The camera never lies
Except today it does in
Disinformation wars
Where truth is weaponised
With claims and counterclaims
Creating foul confusion
A new curtain descends
Dividing East from West
But now and then a spark
Will permeate this wall
The brave speaking despite
The risk of consequences
Ovsyannikova chants
‘They’re lying to you here’
Ovsyannikova chants
‘They’re lying to you here’

This morning I hear about Marina Ovsyannikova, editor on the state-controlled Russian TV Channel 1, who bravely held up a placard in protest during the Monday evening news.
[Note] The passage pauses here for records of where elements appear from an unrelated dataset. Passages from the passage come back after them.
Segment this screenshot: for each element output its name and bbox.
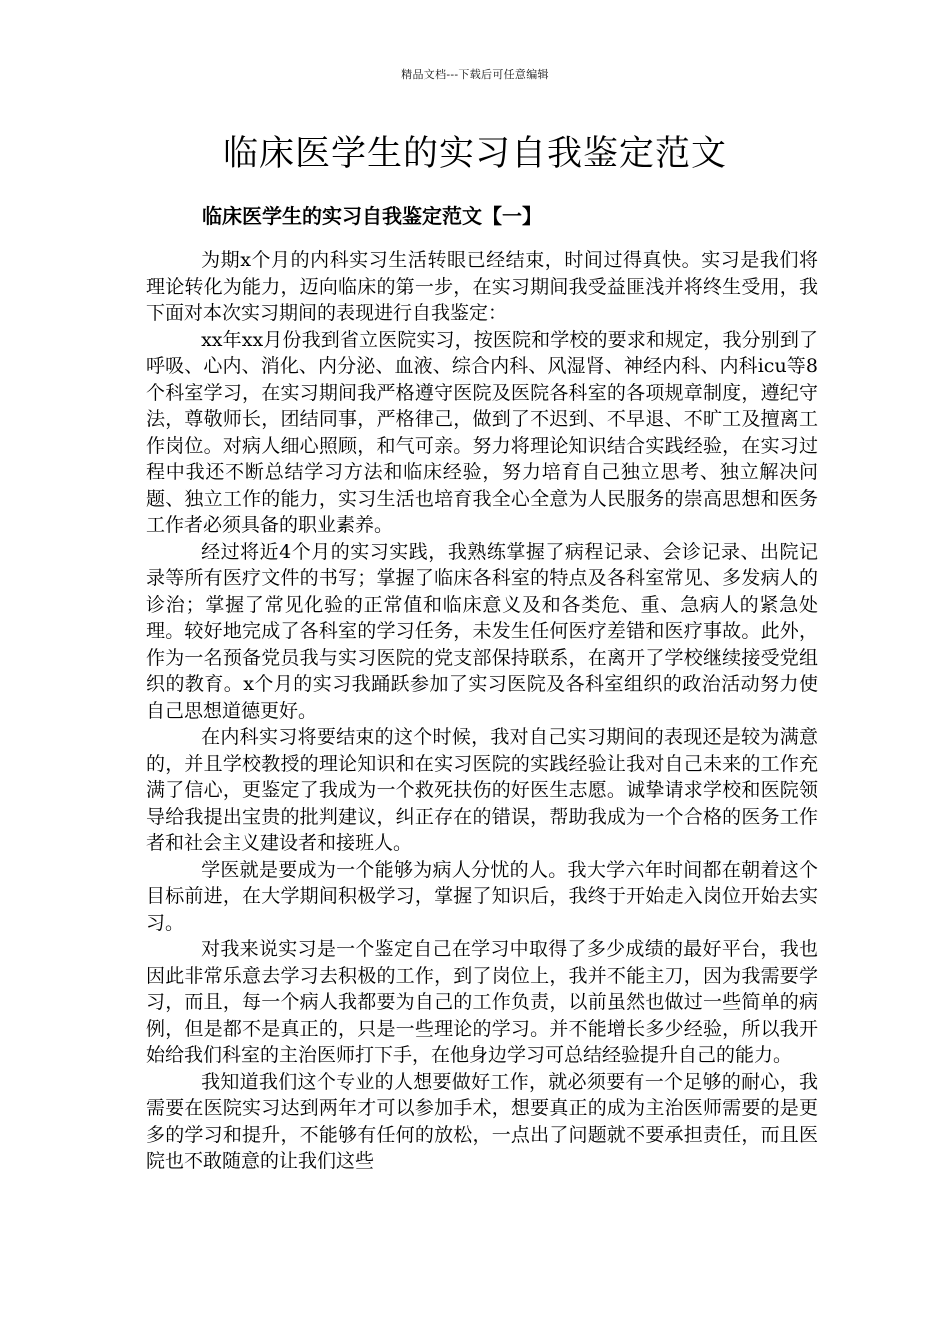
paragraph: 在内科实习将要结束的这个时候，我对自己实习期间的表现还是较为满意的，并且学校教授的理论知识和在实习医院的实践经验让我对自己未来的工作充满了信心，更鉴定了我成为一个救死扶伤的好医生志愿。诚挚请求学校和医院领导给我提出宝贵的批判建议，纠正存在的错误，帮助我成为一个合格的医务工作者和社会主义建设者和接班人。: [146, 726, 818, 854]
document-title: 临床医学生的实习自我鉴定范文: [222, 134, 727, 174]
paragraph: 学医就是要成为一个能够为病人分忧的人。我大学六年时间都在朝着这个目标前进，在大学期间积极学习，掌握了知识后，我终于开始走入岗位开始去实习。: [146, 858, 818, 934]
document-body: [146, 247, 818, 1175]
section-title: 临床医学生的实习自我鉴定范文【一】: [202, 204, 542, 228]
paragraph: 经过将近4个月的实习实践，我熟练掌握了病程记录、会诊记录、出院记录等所有医疗文件的书写；掌握了临床各科室的特点及各科室常见、多发病人的诊治；掌握了常见化验的正常值和临床意义及和各类危、重、急病人的紧急处理。较好地完成了各科室的学习任务，未发生任何医疗差错和医疗事故。此外，作为一名预备党员我与实习医院的党支部保持联系，在离开了学校继续接受党组织的教育。x个月的实习我踊跃参加了实习医院及各科室组织的政治活动努力使自己思想道德更好。: [146, 540, 818, 722]
paragraph: 为期x个月的内科实习生活转眼已经结束，时间过得真快。实习是我们将理论转化为能力，迈向临床的第一步，在实习期间我受益匪浅并将终生受用，我下面对本次实习期间的表现进行自我鉴定：: [146, 249, 818, 324]
paragraph: 对我来说实习是一个鉴定自己在学习中取得了多少成绩的最好平台，我也因此非常乐意去学习去积极的工作，到了岗位上，我并不能主刀，因为我需要学习，而且，每一个病人我都要为自己的工作负责，以前虽然也做过一些简单的病例，但是都不是真正的，只是一些理论的学习。并不能增长多少经验，所以我开始给我们科室的主治医师打下手，在他身边学习可总结经验提升自己的能力。: [146, 938, 818, 1066]
paragraph: xx年xx月份我到省立医院实习，按医院和学校的要求和规定，我分别到了呼吸、心内、消化、内分泌、血液、综合内科、风湿肾、神经内科、内科icu等8个科室学习，在实习期间我严格遵守医院及医院各科室的各项规章制度，遵纪守法，尊敬师长，团结同事，严格律己，做到了不迟到、不早退、不旷工及擅离工作岗位。对病人细心照顾，和气可亲。努力将理论知识结合实践经验，在实习过程中我还不断总结学习方法和临床经验，努力培育自己独立思考、独立解决问题、独立工作的能力，实习生活也培育我全心全意为人民服务的崇高思想和医务工作者必须具备的职业素养。: [146, 328, 818, 536]
page-header: 精品文档---下载后可任意编辑: [401, 68, 549, 81]
paragraph: 我知道我们这个专业的人想要做好工作，就必须要有一个足够的耐心，我需要在医院实习达到两年才可以参加手术，想要真正的成为主治医师需要的是更多的学习和提升，不能够有任何的放松，一点出了问题就不要承担责任，而且医院也不敢随意的让我们这些: [146, 1070, 818, 1172]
It read, “No war, stop the war, don’t believe the propaganda, they are lying to you here.”
(15.03.22)

© Ben Quant 2022

Poem 104 – The Bridge

Spanning the Avon, Brunel’s triumphant feat
Stands proud above the watery cleft below
Industrial muscles clenched it takes the strain
Delivering passengers safety across

Stone feet stand firm upon opposing banks
But this world in between belongs to neither
In this suspended realm we stand apart
A liminal existence ruled by none

This dreamy space is transient despite
His mighty toil in sweat and steel to hold
This is the place for wistful lovers’ strolls
Where free, hot air balloons do ride the sun

Studies have occupied my time this week, but promoted by WordPress’ wordpromt ‘bridge’, here’s an ode to one I’ve got to know over the last few years.
(12.03.22)

© Ben Quant 2022

Poem 103 – True Time Lord Science

It’s bigger on the inside
Each visitor exclaims
When entering the Tardis
That Time Lord miracle

Too quickly we dismiss this
As simply science fiction
The stuff of story not
Real life as we know it

But sorry, that’s nonsense
Just stop and think a while
Someone created all
Within that universe

This universe of wonders
They held within their mind
Compressed, proving the point
It’s bigger on the inside

The creative capacity of the human brain will never cease to marvel me. How can something so small be at the same time so vast.